Since the stroke we feel everything intensely, very intensely. We appreciate joy with fresh eyes and open hearts and really do try to see the roses more than we did before. Two years ago, Briegh (the German Shepard we got in the days after the stroke) got a little brother German Shepard. Briegh had brought us joy and comfort in a time of so much turmoil and Tyson was all the same things and so much more. Together, Tyson and Briegh gave us some of first real gut laughs since the stroke. They were attached at the hip and absolute clowns. Tyson protected our home and was my mom’s baby. He actually spooned Mom every night and brought her so much love after tremendous loss. On Sunday of this past week, Tyson unexpectedly became very ill and passed away. We were so lucky to have had him for those two years, but you know what? This really freaking sucks. We have all learned how to deal with blow after blow and I am incredibly self-aware that the personal strength level of my family is pretty damn high. This doesn’t change the fact that losses of any size feel so much bigger since the stroke and learning how to make the best of it doesn’t feel fair. Our lives are so different now and sometimes I would give anything for break from things like losing Tyson.

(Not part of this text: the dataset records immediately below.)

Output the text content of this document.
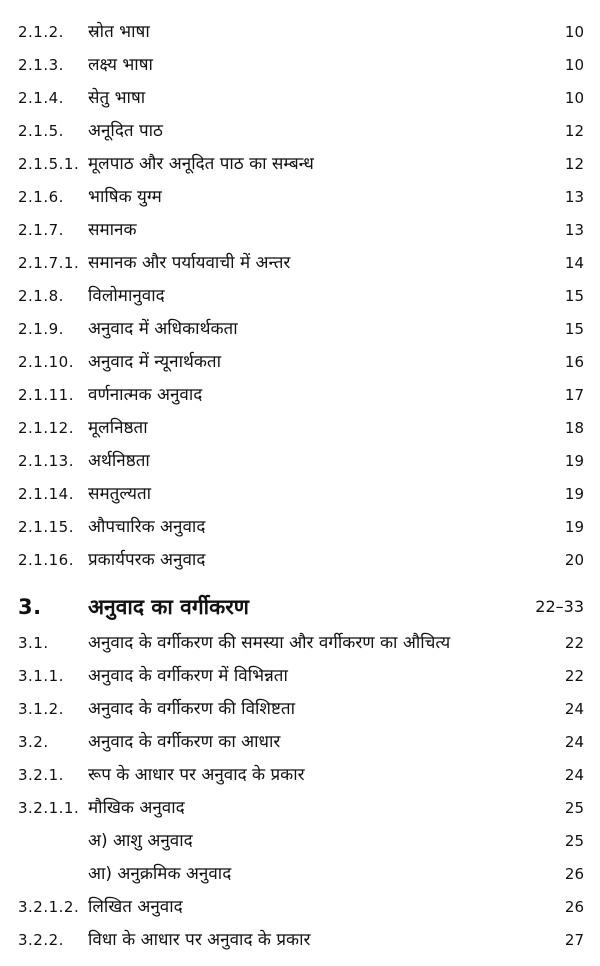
2.1.2. स्रोत भाषा	10
2.1.3. लक्ष्य भाषा	10
2.1.4. सेतु भाषा	10
2.1.5. अनूदित पाठ	12
2.1.5.1. मूलपाठ और अनूदित पाठ का सम्बन्ध	12
2.1.6. भाषिक युग्म	13
2.1.7. समानक	13
2.1.7.1. समानक और पर्यायवाची में अन्तर	14
2.1.8. विलोमानुवाद	15
2.1.9. अनुवाद में अधिकार्थकता	15
2.1.10. अनुवाद में न्यूनार्थकता	16
2.1.11. वर्णनात्मक अनुवाद	17
2.1.12. मूलनिष्ठता	18
2.1.13. अर्थनिष्ठता	19
2.1.14. समतुल्यता	19
2.1.15. औपचारिक अनुवाद	19
2.1.16. प्रकार्यपरक अनुवाद	20
3. अनुवाद का वर्गीकरण	22–33
3.1. अनुवाद के वर्गीकरण की समस्या और वर्गीकरण का औचित्य	22
3.1.1. अनुवाद के वर्गीकरण में विभिन्नता	22
3.1.2. अनुवाद के वर्गीकरण की विशिष्टता	24
3.2. अनुवाद के वर्गीकरण का आधार	24
3.2.1. रूप के आधार पर अनुवाद के प्रकार	24
3.2.1.1. मौखिक अनुवाद	25
अ) आशु अनुवाद	25
आ) अनुक्रमिक अनुवाद	26
3.2.1.2. लिखित अनुवाद	26
3.2.2. विधा के आधार पर अनुवाद के प्रकार	27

 The original poster inspired me with this last bit and it has really been a source of inspiration over these past few days as we have been approaching the anniversary of that awful day:

“It’s easy for caregivers to bottle up their frustrations. With such a demanding role to fill, we are apt to put our own needs last. And as much as we sometimes wish others could read our minds or occasionally walk in our shoes and feel these demands themselves, our only real option is to stay honest with the people in our lives. It’s my hope that in sharing our secret caregiver confessions, we can strengthen the lines of communication, benefiting everyone affected by brain injury.”

 Thank you for listening and for being on this journey with us for the last four years. When I asked Dad what I should write to you all from him he said “Still Kicking”.  And I think that pretty much sums it up, the Hinchey’s are still kicking no matter what.